Most significantly, teams may now, at their discretion, fine or suspend a player who engages in reckless behavior exposing himself at high risk to Covid-19, for up to four weeks, or in the case of a fine, the equivalent of four weeks’ pay. The memo also states that there will be no written warnings for first offenses.

You can read the details of the specific activities that are barred, but I can tell you that the wording of these restrictions has changed, in some cases significantly, to provide much more nuance, such as specifying what qualifies as a bar, and allowing players to attend sporting events if they are in a separated seating area. An important omission is religious services. Previously, the league sought to bar players from attending religious services that did not limit its attendance capacity.

Overall, the activities that the league is looking for its players to avoid consist of large gatherings in indoor environments, or in other words the conditions under which individuals are most likely to be exposed to and to contract the coronavirus.

These revisions were made under the shadow of the MLB’s struggles to contain their own battles. So far, within the first two weeks of their season, they have had two separate franchises—the Miami Marlins and now the St. Louis Cardinals—battle significant outbreaks of Covid-19, both generally within the organization and also specifically on their player roster. It even prompted MLB commissioner Rob Manfred to warn that player behavior must improve dramatically in order to complete the season.

The NFL, like the MLB, has avoided the ‘bubble’ approach that the NHL and the NBA have adopted in their efforts to complete their 2019-20 seasons, which were already underway when the pandemic escalated in March.

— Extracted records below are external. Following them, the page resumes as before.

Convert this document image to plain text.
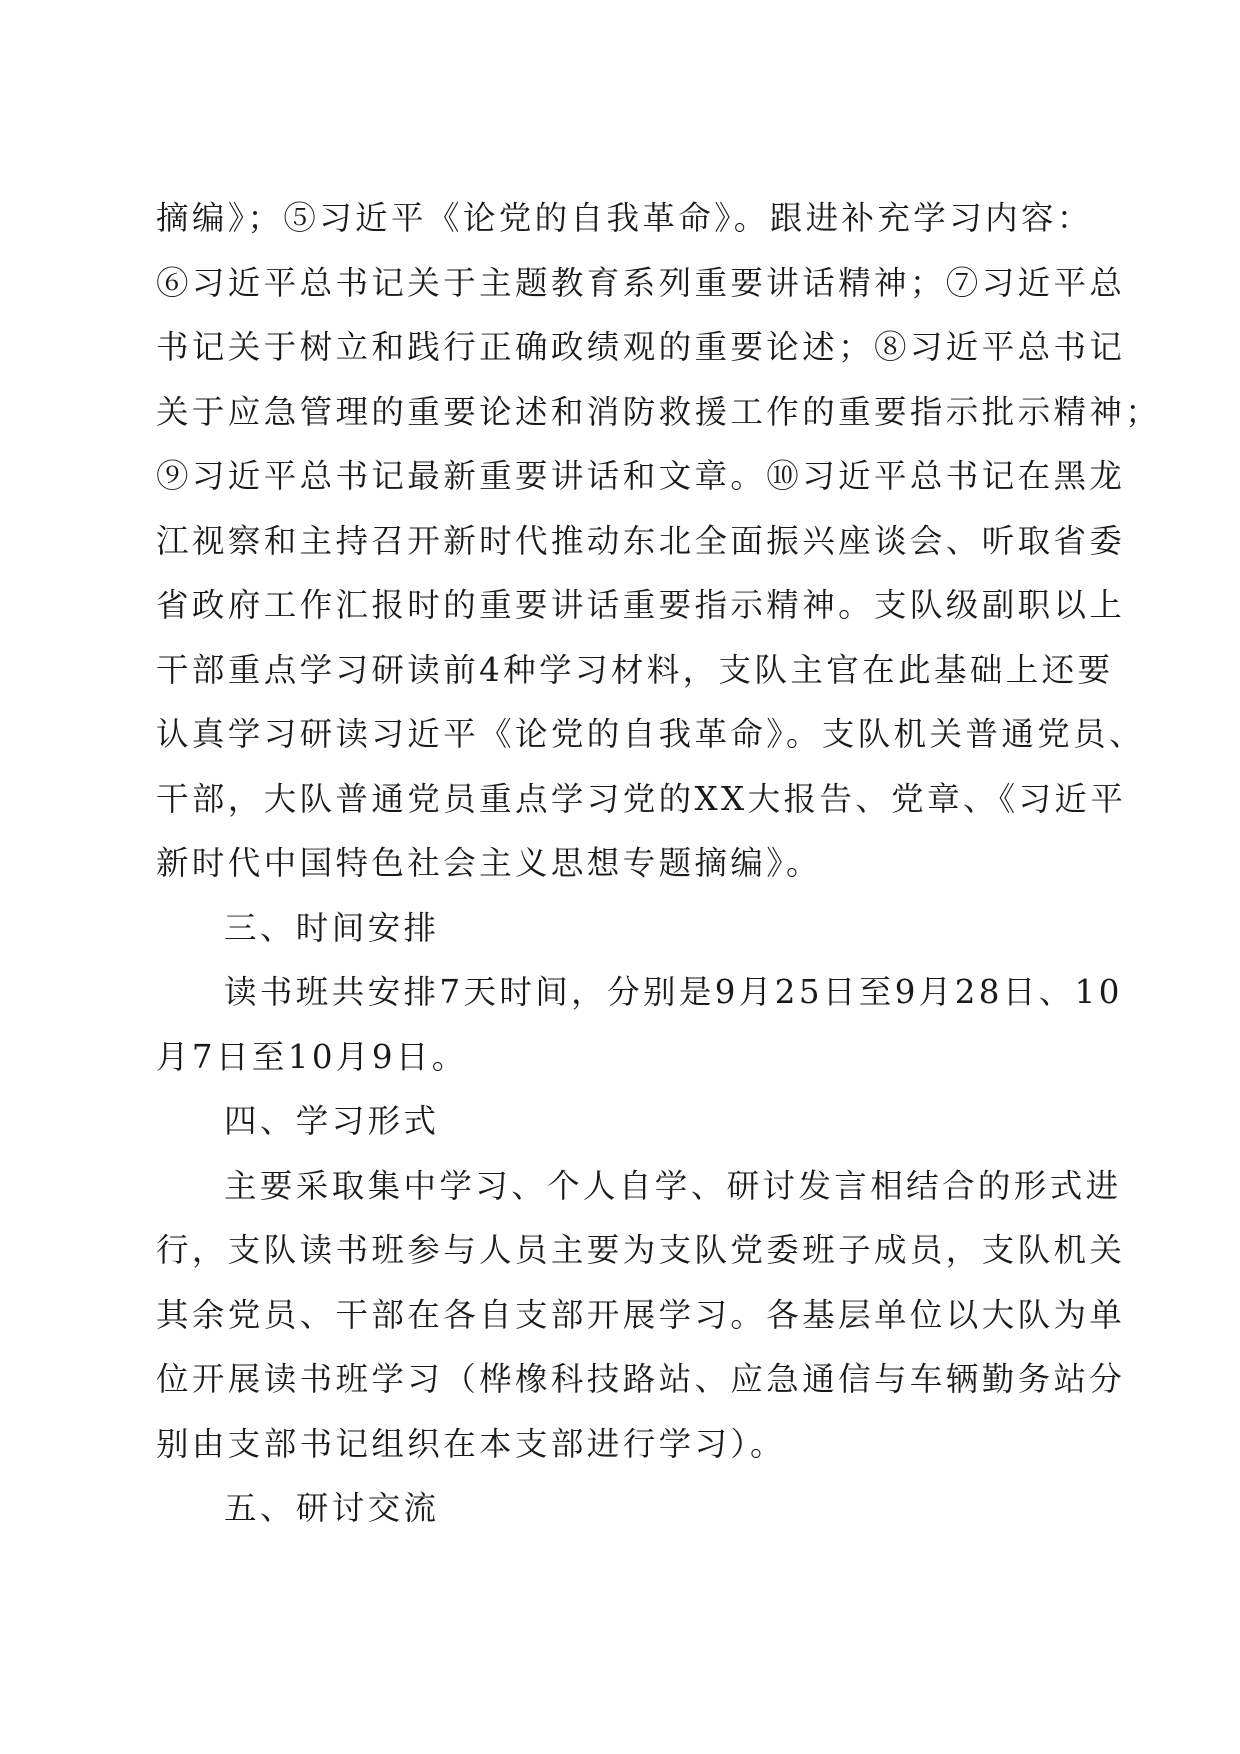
摘编》；⑤习近平《论党的自我革命》。跟进补充学习内容：
⑥习近平总书记关于主题教育系列重要讲话精神；⑦习近平总
书记关于树立和践行正确政绩观的重要论述；⑧习近平总书记
关于应急管理的重要论述和消防救援工作的重要指示批示精神；
⑨习近平总书记最新重要讲话和文章。⑩习近平总书记在黑龙
江视察和主持召开新时代推动东北全面振兴座谈会、听取省委
省政府工作汇报时的重要讲话重要指示精神。支队级副职以上
干部重点学习研读前4种学习材料，支队主官在此基础上还要
认真学习研读习近平《论党的自我革命》。支队机关普通党员、
干部，大队普通党员重点学习党的XX大报告、党章、《习近平
新时代中国特色社会主义思想专题摘编》。
三、时间安排
读书班共安排7天时间，分别是9月25日至9月28日、10
月7日至10月9日。
四、学习形式
主要采取集中学习、个人自学、研讨发言相结合的形式进
行，支队读书班参与人员主要为支队党委班子成员，支队机关
其余党员、干部在各自支部开展学习。各基层单位以大队为单
位开展读书班学习（桦橡科技路站、应急通信与车辆勤务站分
别由支部书记组织在本支部进行学习）。
五、研讨交流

It relies much more on individual personal responsibility on behalf of everybody involved, and at least in the case of the Marlins, we already know definitively that the outbreak can be traced back to a number of different individual players exposing themselves to the public without proper protection and social distancing.

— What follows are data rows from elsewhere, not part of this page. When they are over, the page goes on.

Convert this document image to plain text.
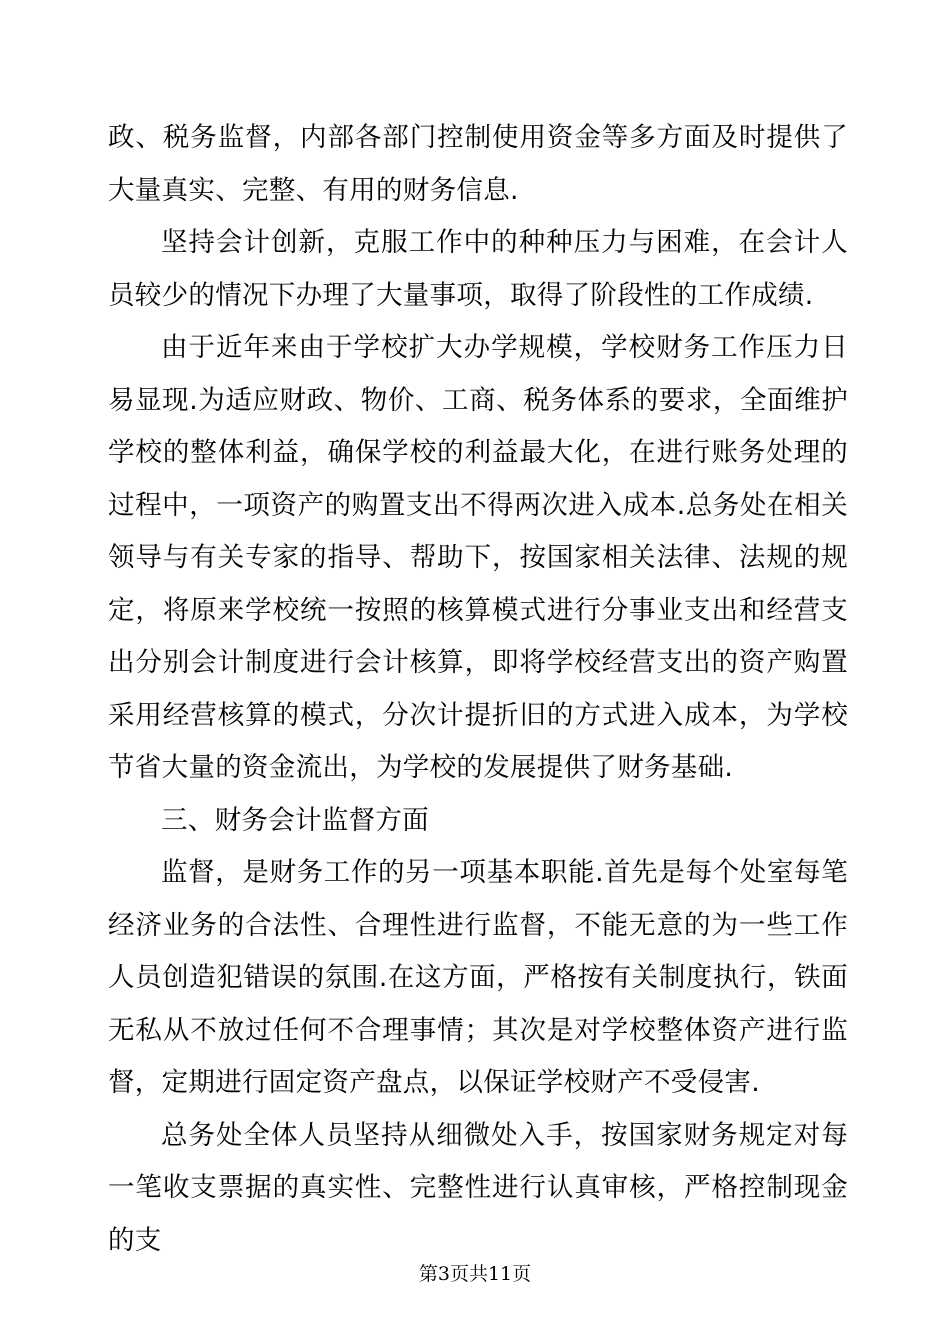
政、税务监督，内部各部门控制使用资金等多方面及时提供了大量真实、完整、有用的财务信息.

坚持会计创新，克服工作中的种种压力与困难，在会计人员较少的情况下办理了大量事项，取得了阶段性的工作成绩.

由于近年来由于学校扩大办学规模，学校财务工作压力日易显现.为适应财政、物价、工商、税务体系的要求，全面维护学校的整体利益，确保学校的利益最大化，在进行账务处理的过程中，一项资产的购置支出不得两次进入成本.总务处在相关领导与有关专家的指导、帮助下，按国家相关法律、法规的规定，将原来学校统一按照的核算模式进行分事业支出和经营支出分别会计制度进行会计核算，即将学校经营支出的资产购置采用经营核算的模式，分次计提折旧的方式进入成本，为学校节省大量的资金流出，为学校的发展提供了财务基础.

三、财务会计监督方面

监督，是财务工作的另一项基本职能.首先是每个处室每笔经济业务的合法性、合理性进行监督，不能无意的为一些工作人员创造犯错误的氛围.在这方面，严格按有关制度执行，铁面无私从不放过任何不合理事情；其次是对学校整体资产进行监督，定期进行固定资产盘点，以保证学校财产不受侵害.

总务处全体人员坚持从细微处入手，按国家财务规定对每一笔收支票据的真实性、完整性进行认真审核，严格控制现金的支

第3页共11页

The NFL has already seen this happen to another league. They know that they must avoid a similar circumstance. They have a lot more money on the line, so they will surely encourage their teams to enforce these measures and discipline those who violate the agreed-upon terms.

By now, well over 100 players have either been placed on the reserve/Covid-19 list or chosen to opt out of the season—really, closer to 150 or so in total. Many players have already returned from the reserve list, but everyone involved understands that this will be an ongoing process throughout the season, as teams just now are beginning to get onto practice fields.